Freaking Out About Your Fertility

By Amalah

Dear Amy,

I don’t have kids, but I’m one of those people who, when I’m interested in something, I study it to death. My sister is the opposite. So, I’m used to getting questions about randomness from her and often having the answer. Last night, she told me she and her fiance are trying to get pregnant. Awesome! She very much wanted to have kids before the magical “30” deadline, and I thought this was probably on the way, so I’m not surprised.

She is freaking out. She wants to have kids…it’s not that. She’s freaking out because she’s been trying actively for a month and she didn’t get pregnant. She thinks she’s infertile! She informed me that she and her fiance had been using the rhythm method for contraception before that and that she thought there would be a couple of slip-ups and that would be that, but as I talked to her, it’s clear that she has some wild misconceptions about how this whole thing works.

I tried to clear up some of these–I let her know that age 30 isn’t some magic On/Off switch for fertility, and she wouldn’t suddenly go from yes to no on the kids front at that time. I gave her the usual numbers about how even completely healthy early 20s people have about a 20% chance of getting pregnant in any given month of active trying, and that doesn’t even count the really high levels of miscarriages before a pregnancy can even be detected. She still wants to know if she should start looking for a fertility specialist. I told her that a good specialist probably wouldn’t even see her (at age 29) unless she had had a history of miscarriages or a year of unsuccessful, active trying, and that at the very least, she should wait a good 6 months before she considers seeking one out, and I don’t think I made things worse, but I am out of ideas to tell her.

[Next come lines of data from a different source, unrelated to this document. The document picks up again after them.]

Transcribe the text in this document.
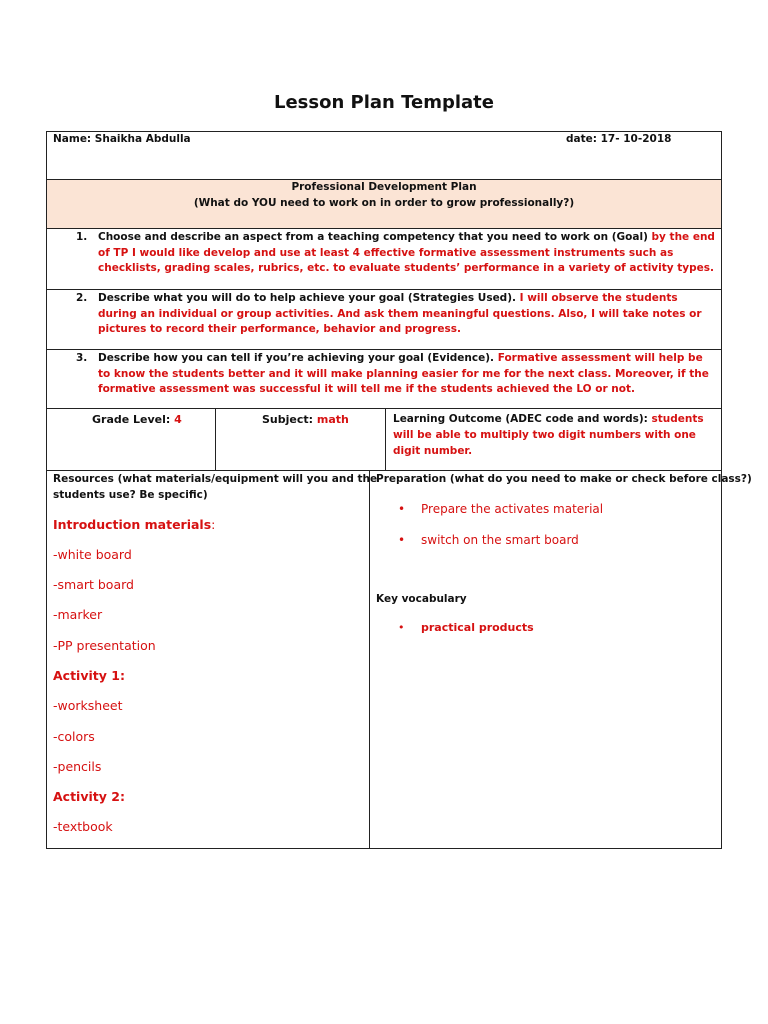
Lesson Plan Template
Name: Shaikha Abdulla	date: 17- 10-2018
Professional Development Plan
(What do YOU need to work on in order to grow professionally?)
1. Choose and describe an aspect from a teaching competency that you need to work on (Goal) by the end of TP I would like develop and use at least 4 effective formative assessment instruments such as checklists, grading scales, rubrics, etc. to evaluate students’ performance in a variety of activity types.
2. Describe what you will do to help achieve your goal (Strategies Used). I will observe the students during an individual or group activities. And ask them meaningful questions. Also, I will take notes or pictures to record their performance, behavior and progress.
3. Describe how you can tell if you’re achieving your goal (Evidence). Formative assessment will help be to know the students better and it will make planning easier for me for the next class. Moreover, if the formative assessment was successful it will tell me if the students achieved the LO or not.
Grade Level: 4	Subject: math	Learning Outcome (ADEC code and words): students will be able to multiply two digit numbers with one digit number.
Resources (what materials/equipment will you and the
students use? Be specific)
Introduction materials:
-white board
-smart board
-marker
-PP presentation
Activity 1:
-worksheet
-colors
-pencils
Activity 2:
-textbook
Preparation (what do you need to make or check before class?)
• Prepare the activates material
• switch on the smart board
Key vocabulary
• practical products
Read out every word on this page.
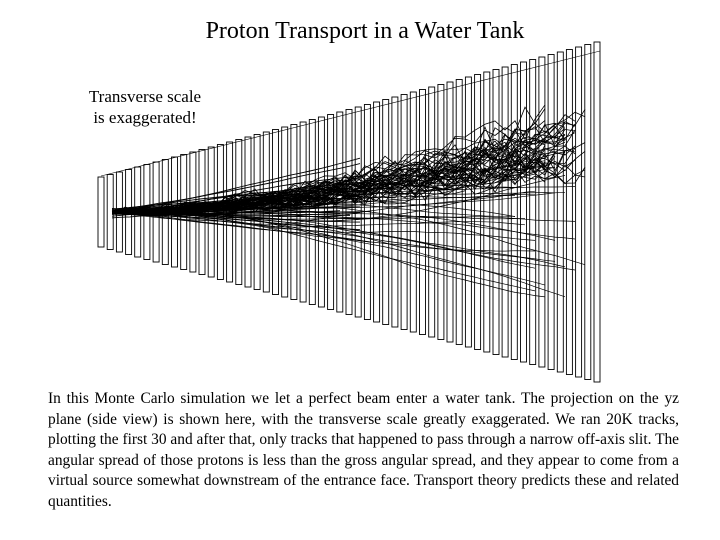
Proton Transport in a Water Tank
Transverse scale
is exaggerated!
In this Monte Carlo simulation we let a perfect beam enter a water tank. The projection on the yz plane (side view) is shown here, with the transverse scale greatly exaggerated. We ran 20K tracks, plotting the first 30 and after that, only tracks that happened to pass through a narrow off-axis slit. The angular spread of those protons is less than the gross angular spread, and they appear to come from a virtual source somewhat downstream of the entrance face. Transport theory predicts these and related quantities.
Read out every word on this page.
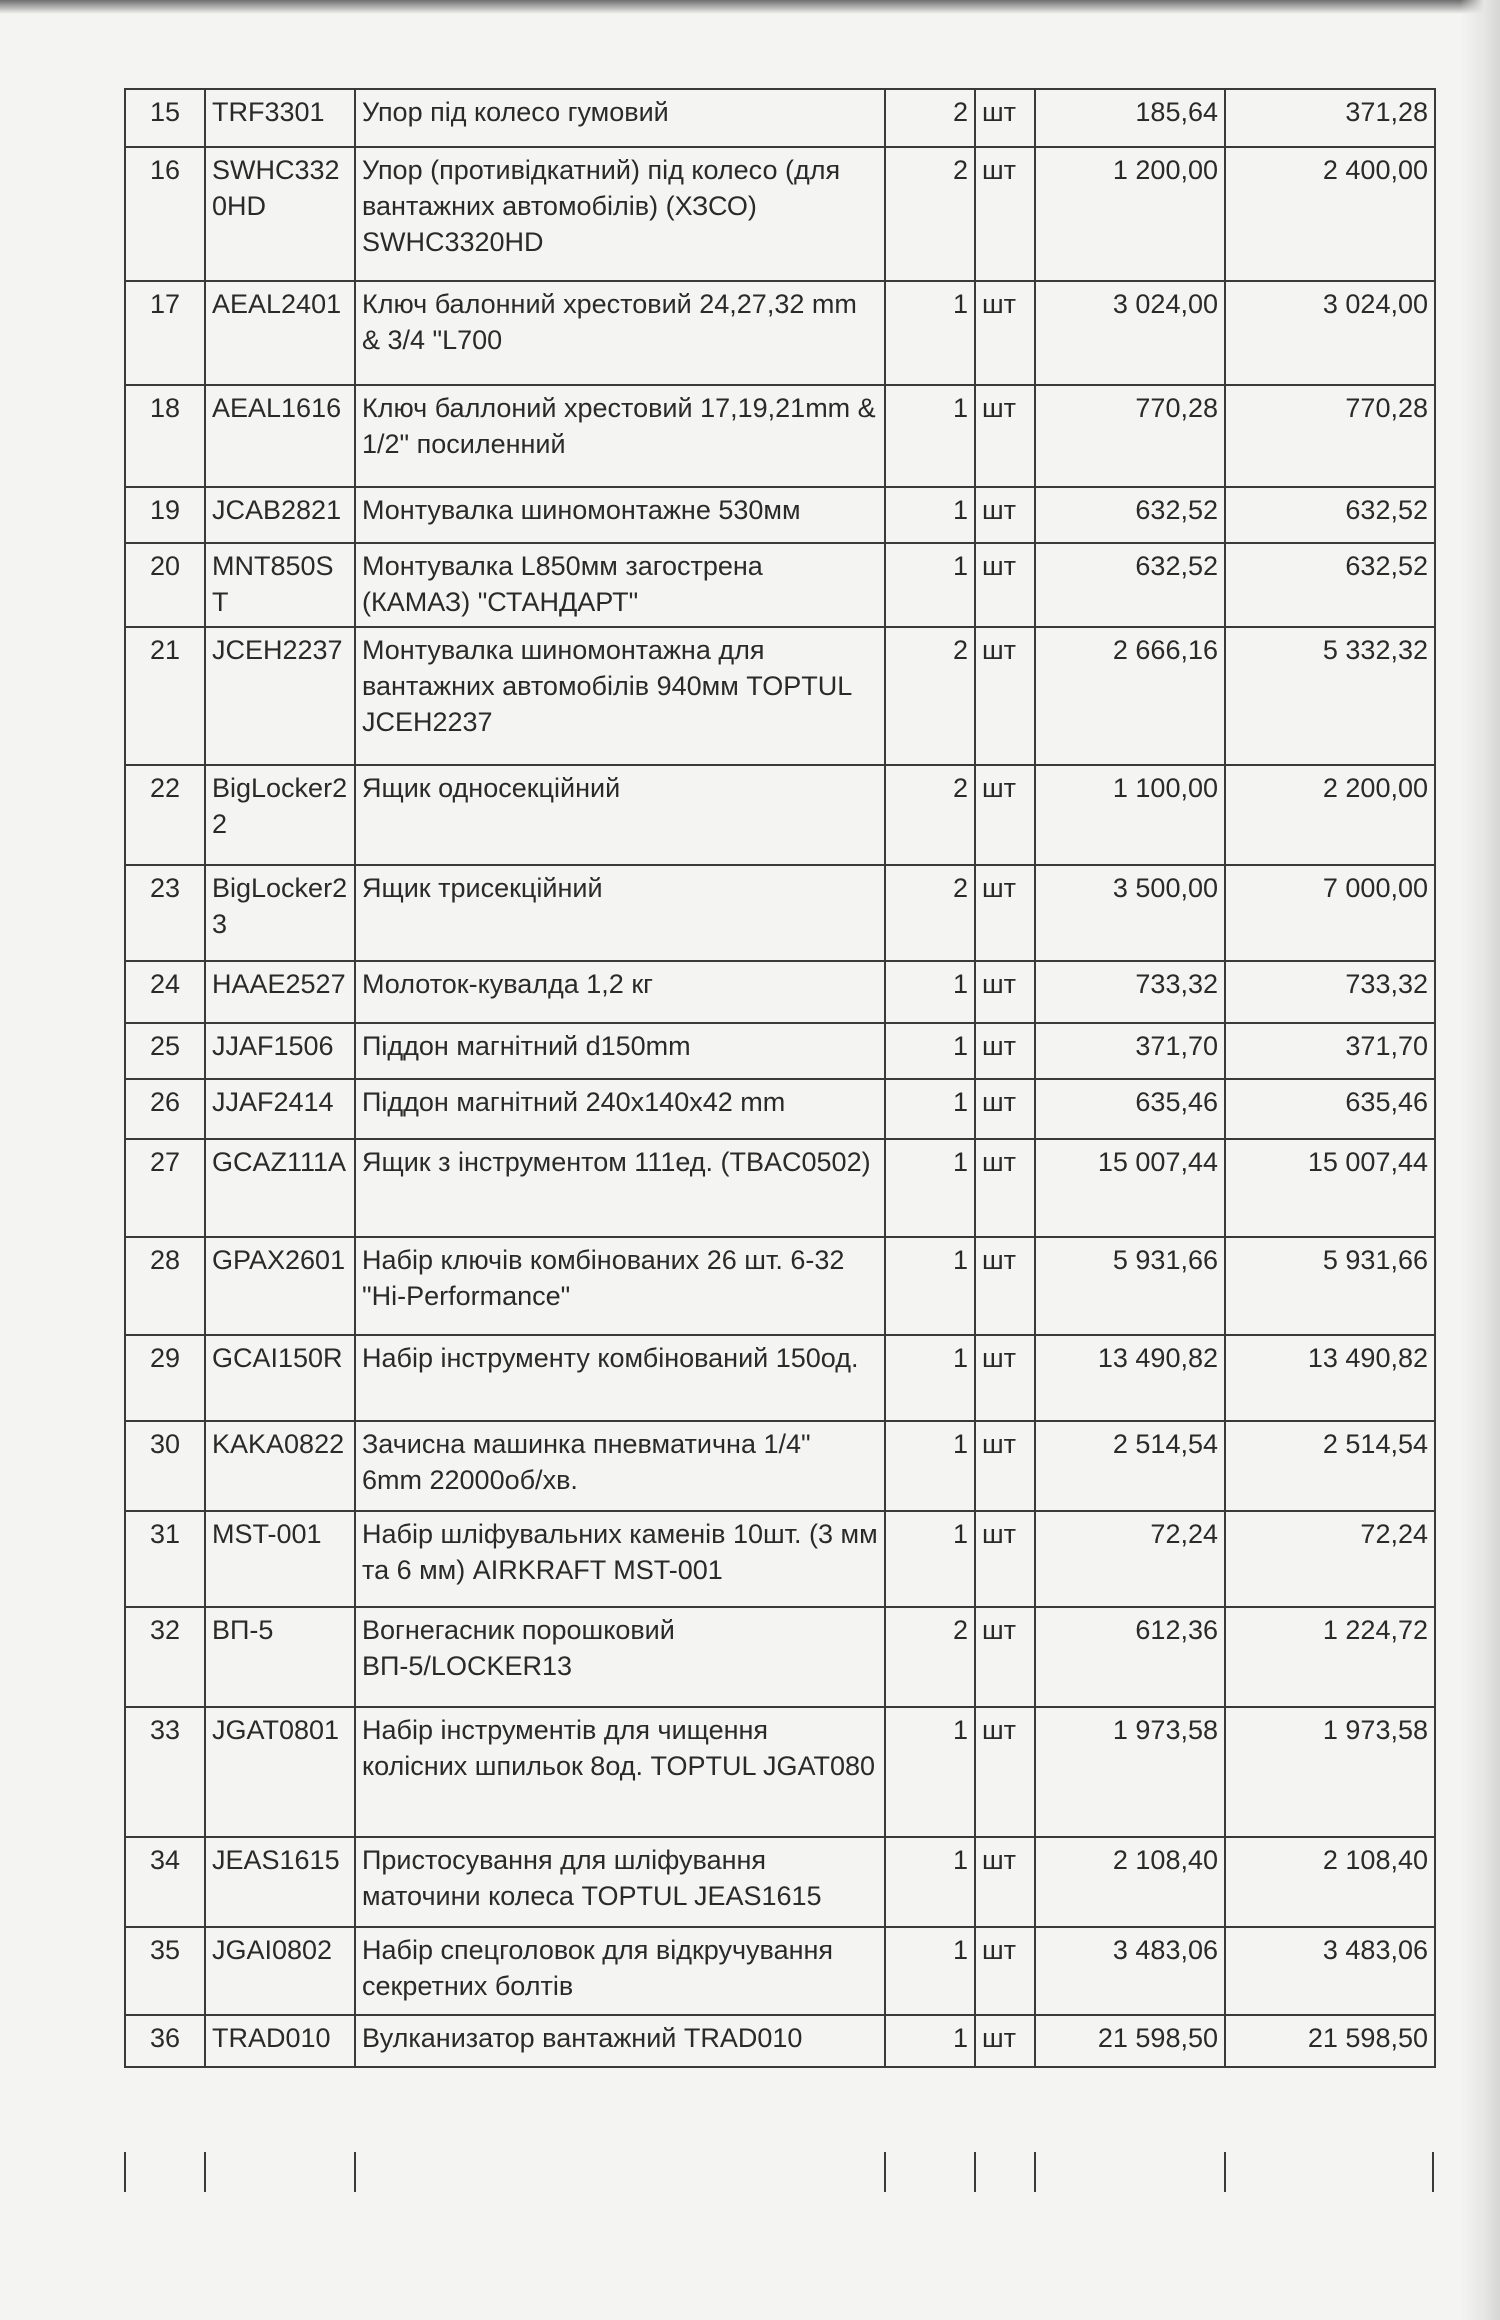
15	TRF3301	Упор під колесо гумовий	2	шт	185,64	371,28
16	SWHC3320HD	Упор (противідкатний) під колесо (для вантажних автомобілів) (ХЗСО) SWHC3320HD	2	шт	1 200,00	2 400,00
17	AEAL2401	Ключ балонний хрестовий 24,27,32 mm & 3/4 "L700	1	шт	3 024,00	3 024,00
18	AEAL1616	Ключ баллоний хрестовий 17,19,21mm & 1/2" посиленний	1	шт	770,28	770,28
19	JCAB2821	Монтувалка шиномонтажне 530мм	1	шт	632,52	632,52
20	MNT850ST	Монтувалка L850мм загострена (КАМАЗ) "СТАНДАРТ"	1	шт	632,52	632,52
21	JCEH2237	Монтувалка шиномонтажна для вантажних автомобілів 940мм TOPTUL JCEH2237	2	шт	2 666,16	5 332,32
22	BigLocker22	Ящик односекційний	2	шт	1 100,00	2 200,00
23	BigLocker23	Ящик трисекційний	2	шт	3 500,00	7 000,00
24	HAAE2527	Молоток-кувалда 1,2 кг	1	шт	733,32	733,32
25	JJAF1506	Піддон магнітний d150mm	1	шт	371,70	371,70
26	JJAF2414	Піддон магнітний 240x140x42 mm	1	шт	635,46	635,46
27	GCAZ111A	Ящик з інструментом 111ед. (TBAC0502)	1	шт	15 007,44	15 007,44
28	GPAX2601	Набір ключів комбінованих 26 шт. 6-32 "Hi-Performance"	1	шт	5 931,66	5 931,66
29	GCAI150R	Набір інструменту комбінований 150од.	1	шт	13 490,82	13 490,82
30	KAKA0822	Зачисна машинка пневматична 1/4" 6mm 22000об/хв.	1	шт	2 514,54	2 514,54
31	MST-001	Набір шліфувальних каменів 10шт. (3 мм та 6 мм) AIRKRAFT MST-001	1	шт	72,24	72,24
32	ВП-5	Вогнегасник порошковий ВП-5/LOCKER13	2	шт	612,36	1 224,72
33	JGAT0801	Набір інструментів для чищення колісних шпильок 8од. TOPTUL JGAT080	1	шт	1 973,58	1 973,58
34	JEAS1615	Пристосування для шліфування маточини колеса TOPTUL JEAS1615	1	шт	2 108,40	2 108,40
35	JGAI0802	Набір спецголовок для відкручування секретних болтів	1	шт	3 483,06	3 483,06
36	TRAD010	Вулканизатор вантажний TRAD010	1	шт	21 598,50	21 598,50
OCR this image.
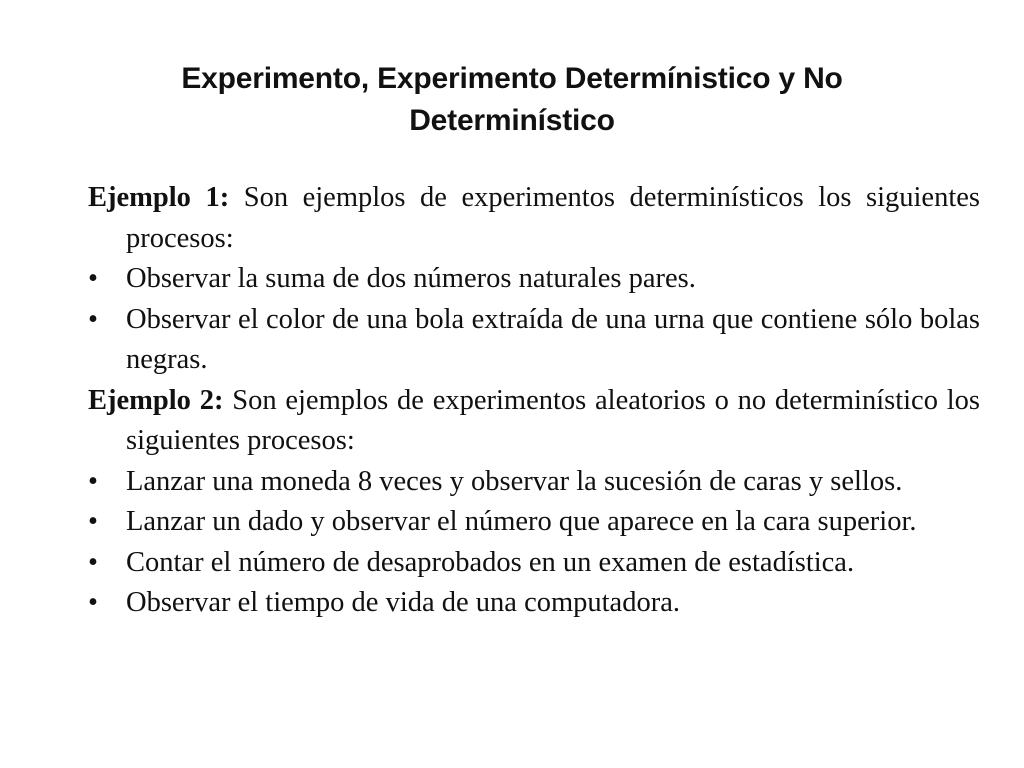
Experimento, Experimento Determínistico y No Determinístico

Ejemplo 1: Son ejemplos de experimentos determinísticos los siguientes procesos:

• Observar la suma de dos números naturales pares.

• Observar el color de una bola extraída de una urna que contiene sólo bolas negras.

Ejemplo 2: Son ejemplos de experimentos aleatorios o no determinístico los siguientes procesos:

• Lanzar una moneda 8 veces y observar la sucesión de caras y sellos.

• Lanzar un dado y observar el número que aparece en la cara superior.

• Contar el número de desaprobados en un examen de estadística.

• Observar el tiempo de vida de una computadora.
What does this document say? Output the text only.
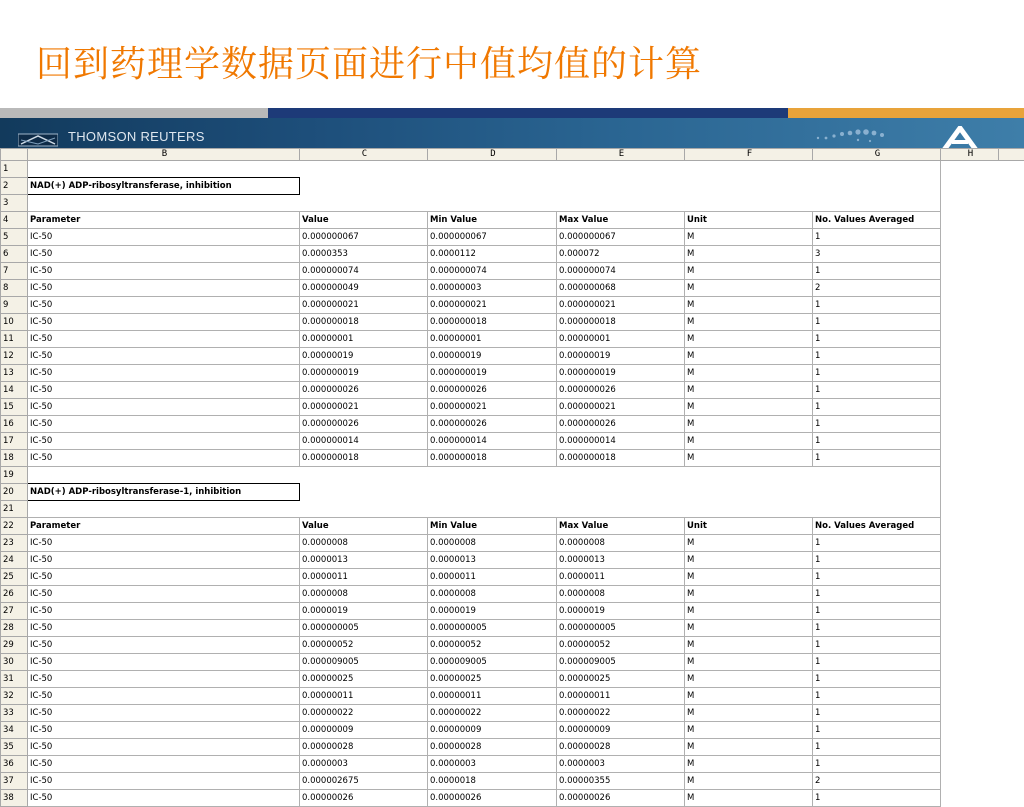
回到药理学数据页面进行中值均值的计算
THOMSON REUTERS
	B	C	D	E	F	G	H	
1								
2	NAD(+) ADP-ribosyltransferase, inhibition							
3								
4	Parameter	Value	Min Value	Max Value	Unit	No. Values Averaged		
5	IC-50	0.000000067	0.000000067	0.000000067	M	1		
6	IC-50	0.0000353	0.0000112	0.000072	M	3		
7	IC-50	0.000000074	0.000000074	0.000000074	M	1		
8	IC-50	0.000000049	0.00000003	0.000000068	M	2		
9	IC-50	0.000000021	0.000000021	0.000000021	M	1		
10	IC-50	0.000000018	0.000000018	0.000000018	M	1		
11	IC-50	0.00000001	0.00000001	0.00000001	M	1		
12	IC-50	0.00000019	0.00000019	0.00000019	M	1		
13	IC-50	0.000000019	0.000000019	0.000000019	M	1		
14	IC-50	0.000000026	0.000000026	0.000000026	M	1		
15	IC-50	0.000000021	0.000000021	0.000000021	M	1		
16	IC-50	0.000000026	0.000000026	0.000000026	M	1		
17	IC-50	0.000000014	0.000000014	0.000000014	M	1		
18	IC-50	0.000000018	0.000000018	0.000000018	M	1		
19								
20	NAD(+) ADP-ribosyltransferase-1, inhibition							
21								
22	Parameter	Value	Min Value	Max Value	Unit	No. Values Averaged		
23	IC-50	0.0000008	0.0000008	0.0000008	M	1		
24	IC-50	0.0000013	0.0000013	0.0000013	M	1		
25	IC-50	0.0000011	0.0000011	0.0000011	M	1		
26	IC-50	0.0000008	0.0000008	0.0000008	M	1		
27	IC-50	0.0000019	0.0000019	0.0000019	M	1		
28	IC-50	0.000000005	0.000000005	0.000000005	M	1		
29	IC-50	0.00000052	0.00000052	0.00000052	M	1		
30	IC-50	0.000009005	0.000009005	0.000009005	M	1		
31	IC-50	0.00000025	0.00000025	0.00000025	M	1		
32	IC-50	0.00000011	0.00000011	0.00000011	M	1		
33	IC-50	0.00000022	0.00000022	0.00000022	M	1		
34	IC-50	0.00000009	0.00000009	0.00000009	M	1		
35	IC-50	0.00000028	0.00000028	0.00000028	M	1		
36	IC-50	0.0000003	0.0000003	0.0000003	M	1		
37	IC-50	0.000002675	0.0000018	0.00000355	M	2		
38	IC-50	0.00000026	0.00000026	0.00000026	M	1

I know that some people will ask, was she looking to vent or did she actually seek out advice, and she explicitly asked for advice from her wiser big sister, but she’s just not willing to accept an answer that boils down to “have patience, it doesn’t always happen on a whim”.

Stuck Big Sister

Oof, yes, she needs to calm waaaaaayyyyy down. That said, the two worst words you can tell a trying-to-conceive (TTC) person — no matter what point they are in the game —  are “just relax.”

An OB/GYN is a better place to start

Everything you told her so far is 100% accurate, including the general guidelines for getting referred to a fertility specialist. She clearly wants SOMEONE to take her worries seriously, but I can’t imagine her getting a response from a specialist-with-a-months’-long-waitlist other than a baffled, “why are you here and wasting both of our time? go home, have more sex, call me if nothing happens in a year.”

Her regular OB/GYN, on the other hand, would be an appropriate person to see, as plenty of women like to get an exam and clean bill of sexual health before they start trying. And an OB/GYN is more than qualified to handle her early fertility concerns and give her practical guidance about timing, charting, etc.

Additional Resources

Your sister — most likely — has many, many fertile years ahead of her, and it sounds like she needs some basic education/information as to how to make the most of them. Both for the active TTC periods (as you said kids, plural) and for the times when she really would prefer NOT to be pregnant (i.e. when a rhythm method “slip up” is not something she’s okay with). Her OB/GYN would be a good first start, if mostly to reinforce your wisdom that no, it’s not time to panic just yet. If you want to continue to put her mind at ease (while also empowering her with accurate, ACTIONABLE information), I’d suggest getting her a copy of Taking Charge of Your Fertility or The Impatient Woman’s Guide to Getting Pregnant. Or both, along with a basel body temperature thermometer so she can starting charting her cycles more accurately.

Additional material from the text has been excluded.